The stand-off between it and Russia is still in the early stages but has become serious enough to worry global commodity markets, and with good reason.
Firstly gas, a product which Russia not only supplies in great quantities directly to Ukraine but also one which passes through Ukraine's pipelines on its way to many European countries.
Russia has already hiked the price it is charging Ukraine and has the ability to "turn off the spigot" – as it did back in 2006 and again in 2009 in a couple of price-related spats – if it really wants to.
Nowadays only about 15% of Europe's gas needs come through Ukraine so the effects won't be as dramatic but the mere mention of tension between it and its most influential neighbour has been enough to send prices north.
That will eventually trickle down to the price of our energy – whether we use gas or other types of fuel – and eat into our disposable income.

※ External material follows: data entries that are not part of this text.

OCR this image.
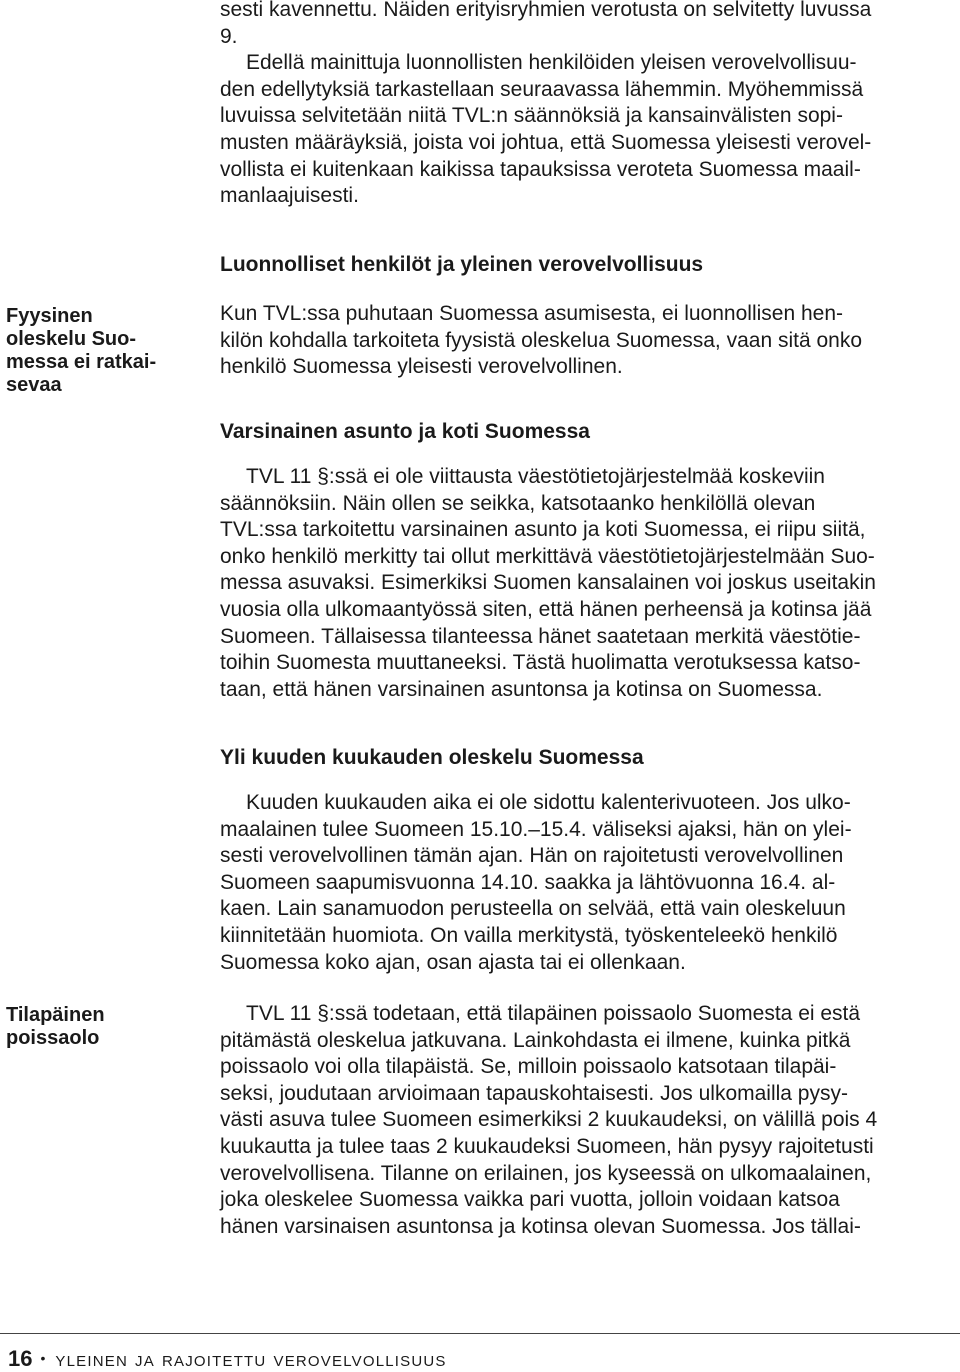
sesti kavennettu. Näiden erityisryhmien verotusta on selvitetty luvussa
9.
Edellä mainittuja luonnollisten henkilöiden yleisen verovelvollisuu-
den edellytyksiä tarkastellaan seuraavassa lähemmin. Myöhemmissä
luvuissa selvitetään niitä TVL:n säännöksiä ja kansainvälisten sopi-
musten määräyksiä, joista voi johtua, että Suomessa yleisesti verovel-
vollista ei kuitenkaan kaikissa tapauksissa veroteta Suomessa maail-
manlaajuisesti.

Luonnolliset henkilöt ja yleinen verovelvollisuus
Fyysinen
oleskelu Suo-
messa ei ratkai-
sevaa

Kun TVL:ssa puhutaan Suomessa asumisesta, ei luonnollisen hen-
kilön kohdalla tarkoiteta fyysistä oleskelua Suomessa, vaan sitä onko
henkilö Suomessa yleisesti verovelvollinen.

Varsinainen asunto ja koti Suomessa

TVL 11 §:ssä ei ole viittausta väestötietojärjestelmää koskeviin
säännöksiin. Näin ollen se seikka, katsotaanko henkilöllä olevan
TVL:ssa tarkoitettu varsinainen asunto ja koti Suomessa, ei riipu siitä,
onko henkilö merkitty tai ollut merkittävä väestötietojärjestelmään Suo-
messa asuvaksi. Esimerkiksi Suomen kansalainen voi joskus useitakin
vuosia olla ulkomaantyössä siten, että hänen perheensä ja kotinsa jää
Suomeen. Tällaisessa tilanteessa hänet saatetaan merkitä väestötie-
toihin Suomesta muuttaneeksi. Tästä huolimatta verotuksessa katso-
taan, että hänen varsinainen asuntonsa ja kotinsa on Suomessa.

Yli kuuden kuukauden oleskelu Suomessa

Kuuden kuukauden aika ei ole sidottu kalenterivuoteen. Jos ulko-
maalainen tulee Suomeen 15.10.–15.4. väliseksi ajaksi, hän on ylei-
sesti verovelvollinen tämän ajan. Hän on rajoitetusti verovelvollinen
Suomeen saapumisvuonna 14.10. saakka ja lähtövuonna 16.4. al-
kaen. Lain sanamuodon perusteella on selvää, että vain oleskeluun
kiinnitetään huomiota. On vailla merkitystä, työskenteleekö henkilö
Suomessa koko ajan, osan ajasta tai ei ollenkaan.

Tilapäinen
poissaolo

TVL 11 §:ssä todetaan, että tilapäinen poissaolo Suomesta ei estä
pitämästä oleskelua jatkuvana. Lainkohdasta ei ilmene, kuinka pitkä
poissaolo voi olla tilapäistä. Se, milloin poissaolo katsotaan tilapäi-
seksi, joudutaan arvioimaan tapauskohtaisesti. Jos ulkomailla pysy-
västi asuva tulee Suomeen esimerkiksi 2 kuukaudeksi, on välillä pois 4
kuukautta ja tulee taas 2 kuukaudeksi Suomeen, hän pysyy rajoitetusti
verovelvollisena. Tilanne on erilainen, jos kyseessä on ulkomaalainen,
joka oleskelee Suomessa vaikka pari vuotta, jolloin voidaan katsoa
hänen varsinaisen asuntonsa ja kotinsa olevan Suomessa. Jos tällai-

16 • yleinen ja rajoitettu verovelvollisuus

And so will the price of bread.
Wheat futures on world markets have soared over the last few days as tensions between the two regions have ramped up.
That's because the Black Sea region accounts for a huge proportion of the world's grain supply, with Ukraine alone growing 20m tonnes of wheat each year.
That has already impacted prices in Northern Ireland and will add to the price you have to pay for bread and other products made out of flour and also further add to the burden of livestock farmers here who'll have to pay up for animal feed.
These are only two factors which mean the stand-off between the two regions isn't as far removed from us as it seems, and doesn't even take into account the sharp sell-off in world stock markets over the last two days.
So keep your eyes glued because in this increasingly globalised world, we're all impacted by geopolitical stand-offs of this size.